Regarding damages to crop and property, we summarize and look for total numbers:
yearsum2<-topmost %>%
filter(AFFECTED== "material") %>%
group_by(TypeofDamage, EVTYPE, year)%>%
filter_out(EVTYPE== "thunderstorm" | EVTYPE=="heat") %>%
summarise(total=sum(counts), mean=mean(counts), n=n(), .groups = "drop_last")
yearsum2 %>%
slice_max(total, n=1)
## # A tibble: 8 × 6
## # Groups: TypeofDamage, EVTYPE [8]
## TypeofDamage EVTYPE year total mean n
## <chr> <chr> <dbl> <dbl> <dbl> <int>
## 1 CROPS drought 2000 2438100 19662. 124
## 2 CROPS flood 1993 5179773. 3223. 1607
## 3 CROPS hurricane/typhoon 2005 2012682 42823. 47
## 4 CROPS tornado 2005 82105. 61.1 1343
## 5 PROPERTY drought 2003 645150 12407. 52
## 6 PROPERTY flood 2006 118704535. 30159. 3936
## 7 PROPERTY hurricane/typhoon 2005 49786635 1059290. 47
## 8 PROPERTY tornado 2011 9819601. 4480. 2192
ggplot(yearsum2, aes(x=year, y= total, color=TypeofDamage)) + geom_line() + facet_wrap(vars(EVTYPE), scales="free") + labs(y= "Annual damage (in thousands of dollars)")
Annual damage to crops and property, 1950-2011
Crop damage seems steady for all types of events over time, except for drought, where four peaks can be seen between 1995 and 2006. Floods and hurricanes/typhoons have caused the largest damage in property in years 2005 and 2006, where 47 hurricanes and typhoons left total property damages of over 49 billion dollars, and 3936 floods left a total damage of 118 billion dollars. in 2011, tornadoes were exceptionally destructive, causing 9 billion dollars worth of damages to property.

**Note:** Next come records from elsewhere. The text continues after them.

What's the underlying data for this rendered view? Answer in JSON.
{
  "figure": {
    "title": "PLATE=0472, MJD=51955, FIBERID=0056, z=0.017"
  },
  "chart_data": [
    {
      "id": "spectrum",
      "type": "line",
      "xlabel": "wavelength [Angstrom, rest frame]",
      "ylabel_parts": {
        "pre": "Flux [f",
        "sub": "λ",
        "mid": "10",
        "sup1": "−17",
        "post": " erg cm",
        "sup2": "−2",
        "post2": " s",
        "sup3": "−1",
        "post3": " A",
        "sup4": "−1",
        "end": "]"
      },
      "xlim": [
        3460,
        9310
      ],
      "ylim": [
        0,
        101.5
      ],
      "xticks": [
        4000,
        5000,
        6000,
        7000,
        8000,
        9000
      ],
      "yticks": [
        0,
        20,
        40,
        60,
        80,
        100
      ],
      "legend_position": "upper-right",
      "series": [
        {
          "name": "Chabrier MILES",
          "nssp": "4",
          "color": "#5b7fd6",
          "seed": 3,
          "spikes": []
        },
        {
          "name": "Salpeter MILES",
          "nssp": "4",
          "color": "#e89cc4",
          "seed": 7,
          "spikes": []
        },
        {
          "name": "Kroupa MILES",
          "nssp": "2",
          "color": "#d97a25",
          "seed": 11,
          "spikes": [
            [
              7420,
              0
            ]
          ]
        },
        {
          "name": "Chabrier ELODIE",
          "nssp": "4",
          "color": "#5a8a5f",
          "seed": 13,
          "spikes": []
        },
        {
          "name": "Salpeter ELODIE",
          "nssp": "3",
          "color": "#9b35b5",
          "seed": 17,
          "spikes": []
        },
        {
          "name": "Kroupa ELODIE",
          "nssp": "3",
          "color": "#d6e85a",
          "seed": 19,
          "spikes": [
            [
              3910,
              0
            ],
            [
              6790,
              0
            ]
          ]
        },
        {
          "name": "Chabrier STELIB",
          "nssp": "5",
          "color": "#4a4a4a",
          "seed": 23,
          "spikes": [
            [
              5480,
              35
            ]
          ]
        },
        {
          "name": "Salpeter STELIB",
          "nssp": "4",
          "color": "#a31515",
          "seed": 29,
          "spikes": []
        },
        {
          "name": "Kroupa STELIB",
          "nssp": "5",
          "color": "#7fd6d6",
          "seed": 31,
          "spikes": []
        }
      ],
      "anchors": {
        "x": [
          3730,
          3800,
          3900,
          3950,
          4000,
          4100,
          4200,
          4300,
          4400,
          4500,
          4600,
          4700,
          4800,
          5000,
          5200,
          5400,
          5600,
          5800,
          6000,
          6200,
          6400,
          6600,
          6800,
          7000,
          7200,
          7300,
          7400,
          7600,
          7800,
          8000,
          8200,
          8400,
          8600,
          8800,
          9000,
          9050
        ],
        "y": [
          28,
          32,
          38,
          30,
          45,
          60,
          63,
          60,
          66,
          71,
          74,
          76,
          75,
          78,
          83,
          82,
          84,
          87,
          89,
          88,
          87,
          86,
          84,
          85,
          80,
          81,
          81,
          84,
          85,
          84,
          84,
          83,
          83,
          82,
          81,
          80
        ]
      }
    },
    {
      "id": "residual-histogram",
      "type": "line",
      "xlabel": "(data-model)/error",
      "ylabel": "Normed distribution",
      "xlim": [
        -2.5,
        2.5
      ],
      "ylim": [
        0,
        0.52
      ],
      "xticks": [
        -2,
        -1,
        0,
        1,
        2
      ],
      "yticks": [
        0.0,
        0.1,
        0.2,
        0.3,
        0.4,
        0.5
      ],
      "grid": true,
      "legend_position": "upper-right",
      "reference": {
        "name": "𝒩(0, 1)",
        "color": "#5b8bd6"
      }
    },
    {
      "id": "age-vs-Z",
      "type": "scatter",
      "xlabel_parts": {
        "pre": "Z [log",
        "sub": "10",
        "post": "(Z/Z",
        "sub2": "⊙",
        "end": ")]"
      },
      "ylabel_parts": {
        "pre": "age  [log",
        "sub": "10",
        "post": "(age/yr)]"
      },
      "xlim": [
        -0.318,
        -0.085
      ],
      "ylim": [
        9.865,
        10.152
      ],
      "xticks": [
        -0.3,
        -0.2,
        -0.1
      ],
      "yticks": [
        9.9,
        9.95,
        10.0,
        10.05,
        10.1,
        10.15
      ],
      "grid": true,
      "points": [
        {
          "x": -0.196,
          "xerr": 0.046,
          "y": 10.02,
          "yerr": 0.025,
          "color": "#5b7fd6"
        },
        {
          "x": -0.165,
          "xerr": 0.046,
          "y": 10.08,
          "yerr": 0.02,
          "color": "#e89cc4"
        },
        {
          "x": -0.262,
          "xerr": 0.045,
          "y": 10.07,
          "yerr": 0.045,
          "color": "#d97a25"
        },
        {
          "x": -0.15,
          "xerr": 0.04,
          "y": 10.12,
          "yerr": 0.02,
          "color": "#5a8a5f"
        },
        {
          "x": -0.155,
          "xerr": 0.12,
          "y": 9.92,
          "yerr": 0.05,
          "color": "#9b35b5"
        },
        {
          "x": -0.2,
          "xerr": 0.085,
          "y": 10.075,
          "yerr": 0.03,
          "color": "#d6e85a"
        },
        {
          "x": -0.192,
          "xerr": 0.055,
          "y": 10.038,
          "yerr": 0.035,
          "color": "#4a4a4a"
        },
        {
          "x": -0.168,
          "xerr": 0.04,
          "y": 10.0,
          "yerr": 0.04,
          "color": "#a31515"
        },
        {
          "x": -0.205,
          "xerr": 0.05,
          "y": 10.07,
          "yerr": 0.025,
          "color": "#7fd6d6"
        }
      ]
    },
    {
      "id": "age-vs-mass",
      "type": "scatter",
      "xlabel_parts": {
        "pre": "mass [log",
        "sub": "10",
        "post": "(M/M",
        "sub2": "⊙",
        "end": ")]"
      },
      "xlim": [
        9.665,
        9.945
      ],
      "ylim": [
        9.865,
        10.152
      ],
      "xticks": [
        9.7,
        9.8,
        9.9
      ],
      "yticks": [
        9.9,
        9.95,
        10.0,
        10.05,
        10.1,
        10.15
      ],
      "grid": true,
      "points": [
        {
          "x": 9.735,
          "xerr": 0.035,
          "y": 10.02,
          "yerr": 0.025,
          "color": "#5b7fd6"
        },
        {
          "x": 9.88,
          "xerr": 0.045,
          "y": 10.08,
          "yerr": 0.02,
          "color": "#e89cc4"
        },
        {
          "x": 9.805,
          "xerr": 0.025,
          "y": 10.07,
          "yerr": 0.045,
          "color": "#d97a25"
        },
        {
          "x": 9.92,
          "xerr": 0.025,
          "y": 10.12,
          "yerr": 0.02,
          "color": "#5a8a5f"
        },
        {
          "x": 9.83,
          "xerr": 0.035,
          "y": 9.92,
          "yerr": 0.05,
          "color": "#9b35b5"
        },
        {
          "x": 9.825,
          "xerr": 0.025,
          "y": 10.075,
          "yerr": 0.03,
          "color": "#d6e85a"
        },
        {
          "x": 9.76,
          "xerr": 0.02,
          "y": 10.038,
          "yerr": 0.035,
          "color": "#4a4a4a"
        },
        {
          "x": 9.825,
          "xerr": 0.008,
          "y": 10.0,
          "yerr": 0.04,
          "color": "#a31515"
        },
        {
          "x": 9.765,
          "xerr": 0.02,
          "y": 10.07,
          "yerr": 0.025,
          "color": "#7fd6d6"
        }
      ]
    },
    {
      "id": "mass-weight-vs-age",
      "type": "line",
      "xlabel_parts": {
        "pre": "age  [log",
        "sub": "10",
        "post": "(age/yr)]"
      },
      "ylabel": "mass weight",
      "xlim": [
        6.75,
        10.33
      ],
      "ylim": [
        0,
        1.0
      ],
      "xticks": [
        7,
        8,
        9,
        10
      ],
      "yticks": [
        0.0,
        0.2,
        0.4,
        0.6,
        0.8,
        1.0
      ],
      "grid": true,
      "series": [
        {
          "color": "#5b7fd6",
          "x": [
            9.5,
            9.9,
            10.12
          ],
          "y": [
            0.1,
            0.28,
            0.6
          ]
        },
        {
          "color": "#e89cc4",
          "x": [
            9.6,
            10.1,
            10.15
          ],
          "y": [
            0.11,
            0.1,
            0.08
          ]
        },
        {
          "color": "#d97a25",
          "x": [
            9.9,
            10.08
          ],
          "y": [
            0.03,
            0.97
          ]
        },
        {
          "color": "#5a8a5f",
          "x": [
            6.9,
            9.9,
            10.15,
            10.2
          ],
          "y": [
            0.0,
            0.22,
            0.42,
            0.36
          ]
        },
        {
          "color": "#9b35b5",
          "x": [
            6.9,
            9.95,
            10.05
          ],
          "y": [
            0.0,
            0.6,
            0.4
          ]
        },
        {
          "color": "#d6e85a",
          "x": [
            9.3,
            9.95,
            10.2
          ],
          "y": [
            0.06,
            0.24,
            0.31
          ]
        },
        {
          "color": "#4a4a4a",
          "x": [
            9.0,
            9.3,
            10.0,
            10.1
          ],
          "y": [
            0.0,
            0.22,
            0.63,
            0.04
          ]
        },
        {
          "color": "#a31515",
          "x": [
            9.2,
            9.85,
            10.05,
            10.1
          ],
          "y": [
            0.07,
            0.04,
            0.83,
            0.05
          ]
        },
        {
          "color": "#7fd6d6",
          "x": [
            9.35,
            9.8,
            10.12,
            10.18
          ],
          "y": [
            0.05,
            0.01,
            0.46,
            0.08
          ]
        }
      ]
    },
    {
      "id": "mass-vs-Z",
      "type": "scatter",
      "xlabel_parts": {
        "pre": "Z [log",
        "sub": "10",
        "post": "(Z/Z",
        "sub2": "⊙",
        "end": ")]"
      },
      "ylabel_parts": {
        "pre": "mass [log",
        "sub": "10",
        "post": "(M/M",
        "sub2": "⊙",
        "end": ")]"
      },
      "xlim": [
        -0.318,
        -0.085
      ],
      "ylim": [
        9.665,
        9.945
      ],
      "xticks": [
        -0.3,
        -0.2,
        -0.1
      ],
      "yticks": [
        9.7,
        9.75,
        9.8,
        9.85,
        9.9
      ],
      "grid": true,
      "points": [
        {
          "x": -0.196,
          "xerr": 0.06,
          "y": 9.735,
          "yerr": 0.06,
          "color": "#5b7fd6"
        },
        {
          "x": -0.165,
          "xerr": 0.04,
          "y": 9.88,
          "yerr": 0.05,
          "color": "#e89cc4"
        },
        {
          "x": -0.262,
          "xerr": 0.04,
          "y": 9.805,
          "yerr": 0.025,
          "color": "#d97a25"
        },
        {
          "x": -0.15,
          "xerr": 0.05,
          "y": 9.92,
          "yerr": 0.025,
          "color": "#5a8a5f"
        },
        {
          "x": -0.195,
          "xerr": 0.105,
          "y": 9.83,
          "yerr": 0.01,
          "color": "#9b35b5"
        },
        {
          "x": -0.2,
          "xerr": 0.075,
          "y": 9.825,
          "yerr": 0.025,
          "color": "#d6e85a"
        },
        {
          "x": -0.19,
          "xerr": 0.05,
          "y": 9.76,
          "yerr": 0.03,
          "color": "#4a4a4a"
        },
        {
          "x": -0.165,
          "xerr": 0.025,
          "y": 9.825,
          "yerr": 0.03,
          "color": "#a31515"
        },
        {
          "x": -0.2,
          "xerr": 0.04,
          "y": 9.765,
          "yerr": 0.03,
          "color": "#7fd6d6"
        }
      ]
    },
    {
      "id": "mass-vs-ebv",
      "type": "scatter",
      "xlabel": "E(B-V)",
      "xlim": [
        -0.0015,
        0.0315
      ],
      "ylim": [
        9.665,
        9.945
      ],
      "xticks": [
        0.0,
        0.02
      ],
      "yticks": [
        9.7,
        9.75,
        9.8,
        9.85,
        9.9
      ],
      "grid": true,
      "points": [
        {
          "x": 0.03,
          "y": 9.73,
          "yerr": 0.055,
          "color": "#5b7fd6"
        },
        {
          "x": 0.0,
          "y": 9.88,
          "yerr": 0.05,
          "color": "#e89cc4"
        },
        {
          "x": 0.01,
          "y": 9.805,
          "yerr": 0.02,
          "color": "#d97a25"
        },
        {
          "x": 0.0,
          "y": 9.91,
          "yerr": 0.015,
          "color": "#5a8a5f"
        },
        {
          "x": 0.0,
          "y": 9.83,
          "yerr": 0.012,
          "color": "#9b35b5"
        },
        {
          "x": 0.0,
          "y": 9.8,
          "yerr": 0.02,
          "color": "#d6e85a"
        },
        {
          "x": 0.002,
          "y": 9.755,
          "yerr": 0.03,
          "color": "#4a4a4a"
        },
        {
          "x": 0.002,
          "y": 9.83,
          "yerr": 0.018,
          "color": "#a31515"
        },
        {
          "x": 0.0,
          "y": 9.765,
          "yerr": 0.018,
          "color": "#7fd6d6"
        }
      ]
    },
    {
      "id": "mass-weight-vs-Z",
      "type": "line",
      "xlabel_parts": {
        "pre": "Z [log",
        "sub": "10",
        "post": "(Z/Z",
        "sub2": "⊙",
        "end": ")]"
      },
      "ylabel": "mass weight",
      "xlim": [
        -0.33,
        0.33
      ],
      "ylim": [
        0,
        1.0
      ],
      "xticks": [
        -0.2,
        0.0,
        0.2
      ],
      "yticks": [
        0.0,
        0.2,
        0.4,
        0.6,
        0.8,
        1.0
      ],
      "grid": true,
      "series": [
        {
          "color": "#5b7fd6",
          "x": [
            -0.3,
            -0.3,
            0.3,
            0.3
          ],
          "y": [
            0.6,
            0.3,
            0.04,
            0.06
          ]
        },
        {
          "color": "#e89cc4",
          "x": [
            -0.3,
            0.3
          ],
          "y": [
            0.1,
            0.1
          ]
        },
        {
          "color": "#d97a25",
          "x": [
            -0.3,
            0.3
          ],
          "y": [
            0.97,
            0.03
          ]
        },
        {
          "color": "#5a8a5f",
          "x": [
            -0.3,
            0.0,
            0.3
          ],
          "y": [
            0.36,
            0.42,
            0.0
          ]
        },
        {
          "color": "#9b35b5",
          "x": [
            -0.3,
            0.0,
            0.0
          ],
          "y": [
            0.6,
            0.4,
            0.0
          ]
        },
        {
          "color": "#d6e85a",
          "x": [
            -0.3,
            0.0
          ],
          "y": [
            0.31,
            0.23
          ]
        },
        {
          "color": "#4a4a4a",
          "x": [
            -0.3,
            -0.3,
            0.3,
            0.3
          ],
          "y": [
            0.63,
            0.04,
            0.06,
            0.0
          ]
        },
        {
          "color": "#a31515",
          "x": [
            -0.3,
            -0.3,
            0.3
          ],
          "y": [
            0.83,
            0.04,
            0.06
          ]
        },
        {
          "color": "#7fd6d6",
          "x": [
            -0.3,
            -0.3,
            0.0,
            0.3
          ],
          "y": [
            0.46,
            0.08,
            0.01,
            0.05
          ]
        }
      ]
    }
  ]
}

We look into the events that cause the most damage and check which states are more at risk:
topmost %>%
group_by(EVTYPE, STATE) %>%
summarise(n=n(), .groups = "drop_last") %>%
slice_max(n, n=1)
## # A tibble: 6 × 3
## # Groups: EVTYPE [6]
## EVTYPE STATE n
## <chr> <chr> <int>
## 1 drought TX 1732
## 2 flood TX 37988
## 3 heat AL 972
## 4 hurricane/typhoon FL 276
## 5 thunderstorm TX 93568
## 6 tornado TX 33152
Across the US, the state of Texas has been the most affected by drought, flood, thunderstorm, and tornadoes. Alabama shows the highest incidence of events related to heat. Finally, Florida shows the highest number of hurricanes/typhoons in the country.